Sadly the shine doesn't sell so well anymore. There are cheaper, faster and easier ways to parlay an isolated location and some rudimentary materials into a profit making enterprise. Meth is the one that should concern us; instead, we spend billions worrying about marijuana. Which isn't much different in effect than moonshine, beer, vodka or Romilar CF. Now, crystal meth is a tad bit different than moonshine or craft beer or craft vodka. I've advocated legalization of marijuana, cocaine, heroin and just about any other drug but meth is evil. Meth cookers should have a bounty put on them, like coyotes in some western states when they start taking too many cattle. I've seen lives snuffed out by meth that were tragic in so many ways; same with alcohol and traditional drugs, but it takes so much longer. Meth kills quickly. A bit of moonshining won't do that unless the still explodes…

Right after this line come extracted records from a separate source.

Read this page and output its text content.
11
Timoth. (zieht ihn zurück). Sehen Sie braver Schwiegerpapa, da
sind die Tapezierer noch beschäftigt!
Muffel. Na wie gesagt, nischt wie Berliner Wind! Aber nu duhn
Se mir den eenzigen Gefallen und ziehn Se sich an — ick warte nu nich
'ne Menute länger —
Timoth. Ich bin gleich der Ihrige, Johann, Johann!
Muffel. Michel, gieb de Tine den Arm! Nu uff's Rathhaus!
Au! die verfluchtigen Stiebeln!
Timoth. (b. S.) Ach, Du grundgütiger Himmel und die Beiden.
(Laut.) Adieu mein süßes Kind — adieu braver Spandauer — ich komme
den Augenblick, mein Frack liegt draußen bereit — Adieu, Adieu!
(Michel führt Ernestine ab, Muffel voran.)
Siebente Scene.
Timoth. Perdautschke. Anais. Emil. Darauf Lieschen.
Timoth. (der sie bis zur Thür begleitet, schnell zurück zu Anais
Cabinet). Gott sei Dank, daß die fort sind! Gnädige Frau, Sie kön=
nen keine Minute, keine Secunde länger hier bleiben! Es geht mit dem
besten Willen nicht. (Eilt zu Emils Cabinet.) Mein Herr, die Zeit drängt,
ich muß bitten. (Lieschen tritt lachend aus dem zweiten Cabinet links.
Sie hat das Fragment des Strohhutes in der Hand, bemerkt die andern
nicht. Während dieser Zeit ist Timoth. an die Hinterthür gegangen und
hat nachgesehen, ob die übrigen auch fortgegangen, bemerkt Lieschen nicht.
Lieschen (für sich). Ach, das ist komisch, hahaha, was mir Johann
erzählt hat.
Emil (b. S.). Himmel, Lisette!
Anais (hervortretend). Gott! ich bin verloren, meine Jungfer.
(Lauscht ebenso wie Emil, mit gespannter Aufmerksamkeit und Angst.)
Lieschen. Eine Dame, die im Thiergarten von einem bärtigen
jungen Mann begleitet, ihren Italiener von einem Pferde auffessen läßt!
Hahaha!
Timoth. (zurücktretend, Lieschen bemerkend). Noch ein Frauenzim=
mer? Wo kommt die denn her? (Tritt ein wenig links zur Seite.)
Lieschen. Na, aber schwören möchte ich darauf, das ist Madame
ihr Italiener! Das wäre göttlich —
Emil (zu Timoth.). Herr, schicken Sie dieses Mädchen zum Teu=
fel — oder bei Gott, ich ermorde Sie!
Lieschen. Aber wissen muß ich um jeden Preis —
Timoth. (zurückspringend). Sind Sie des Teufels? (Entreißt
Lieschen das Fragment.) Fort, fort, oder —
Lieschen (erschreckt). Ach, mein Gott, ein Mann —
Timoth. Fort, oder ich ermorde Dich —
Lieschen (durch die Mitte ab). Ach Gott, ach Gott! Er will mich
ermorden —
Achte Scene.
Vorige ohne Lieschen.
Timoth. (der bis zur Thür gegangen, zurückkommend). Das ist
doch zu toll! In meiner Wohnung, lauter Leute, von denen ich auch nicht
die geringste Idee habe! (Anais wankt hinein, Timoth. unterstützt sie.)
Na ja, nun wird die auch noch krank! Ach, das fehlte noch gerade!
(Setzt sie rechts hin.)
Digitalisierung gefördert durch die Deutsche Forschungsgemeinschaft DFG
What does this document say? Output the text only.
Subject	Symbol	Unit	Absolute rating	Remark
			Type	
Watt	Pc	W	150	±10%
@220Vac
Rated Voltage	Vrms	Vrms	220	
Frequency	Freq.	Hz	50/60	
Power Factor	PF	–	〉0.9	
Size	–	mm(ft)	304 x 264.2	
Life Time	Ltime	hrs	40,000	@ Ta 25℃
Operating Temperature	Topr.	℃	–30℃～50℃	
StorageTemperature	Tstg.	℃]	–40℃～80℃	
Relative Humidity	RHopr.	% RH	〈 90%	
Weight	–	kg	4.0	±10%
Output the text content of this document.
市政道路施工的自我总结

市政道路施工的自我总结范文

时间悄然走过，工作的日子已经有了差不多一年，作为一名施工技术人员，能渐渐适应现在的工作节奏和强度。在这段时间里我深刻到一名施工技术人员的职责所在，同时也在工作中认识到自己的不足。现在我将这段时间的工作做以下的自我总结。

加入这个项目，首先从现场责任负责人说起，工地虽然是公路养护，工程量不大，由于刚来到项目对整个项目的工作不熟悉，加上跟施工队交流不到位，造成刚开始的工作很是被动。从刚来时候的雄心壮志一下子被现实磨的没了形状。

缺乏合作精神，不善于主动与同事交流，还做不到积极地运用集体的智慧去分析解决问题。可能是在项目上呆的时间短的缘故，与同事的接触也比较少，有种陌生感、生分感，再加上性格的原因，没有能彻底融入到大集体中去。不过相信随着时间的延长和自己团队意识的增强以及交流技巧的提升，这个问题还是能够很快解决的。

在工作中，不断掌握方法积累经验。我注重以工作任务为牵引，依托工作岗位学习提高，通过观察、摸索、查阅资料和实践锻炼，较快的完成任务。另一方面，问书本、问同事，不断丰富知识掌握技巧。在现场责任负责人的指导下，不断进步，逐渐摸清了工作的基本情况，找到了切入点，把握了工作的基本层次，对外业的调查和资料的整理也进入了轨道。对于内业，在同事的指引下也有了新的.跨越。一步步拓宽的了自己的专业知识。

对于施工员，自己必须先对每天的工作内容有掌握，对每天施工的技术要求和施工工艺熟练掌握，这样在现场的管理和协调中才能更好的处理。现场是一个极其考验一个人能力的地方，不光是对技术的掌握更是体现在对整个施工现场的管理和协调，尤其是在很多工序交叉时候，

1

Things get weird in this country. At times, it seems like we don't have enough stupid problems of our own, we need to import more. Hookah bars…what the hell is that all about? Kid in the gym yesterday told me about her part-time job after her part-time job at the gym working in a Hookah Lounge in the next city. I told her I didn't get it, and asked what the hell is attractive about it. She said it's a "chill" atmosphere...you sit around, drink coffee, listen to music and smoke. Through hookahs...which have the tar and nicotine dose of several packs of cigarettes per hour. She said 200, but if that were the case, the leading cause of death in Hookah-countries would be lung cancer instead of camel transmitted venereal disease, intestinal parasites, and gunfire. Stylist this morning tried to explain it, although she thinks it's stupid too -- the smoke is less harsh and they flavor it so you get the tobacco effects with...STOP! I smoked for 20 years. What effects? Seriously, what effects besides bad breathe, stained teeth, bleeding gums, cancer, and on and on and on. We can't figure out enough ways to kill ourselves in this country, we import more. And, I know all about the Native American/organic stuff -- I've even had to take a pull or two on a ceremonial pipe filled with naturally grown tobacco. Those pipes are hard to draw from and the ceremonial stuff isn't really that dry so it's like smoking mud. If they're burning it for "medicine" it's mixed with sage (sweet grass) or cedar chips depending on what part of the country you're talking about. WHAT EFFECTS? The only positive effects come after you are addicted...then it calms you down from the urge to rip your skin off, tear off that annoying bastard's head and shit down the hole and then check his corpse to see if HE"S GOT ANY GODDAMNED Tobacco...
Compared to Meth and Tobacco, moonshine is pretty benign when you think of it. And, there are some great songs…which as an Irish American, allows me to forgive a lot of other stuff.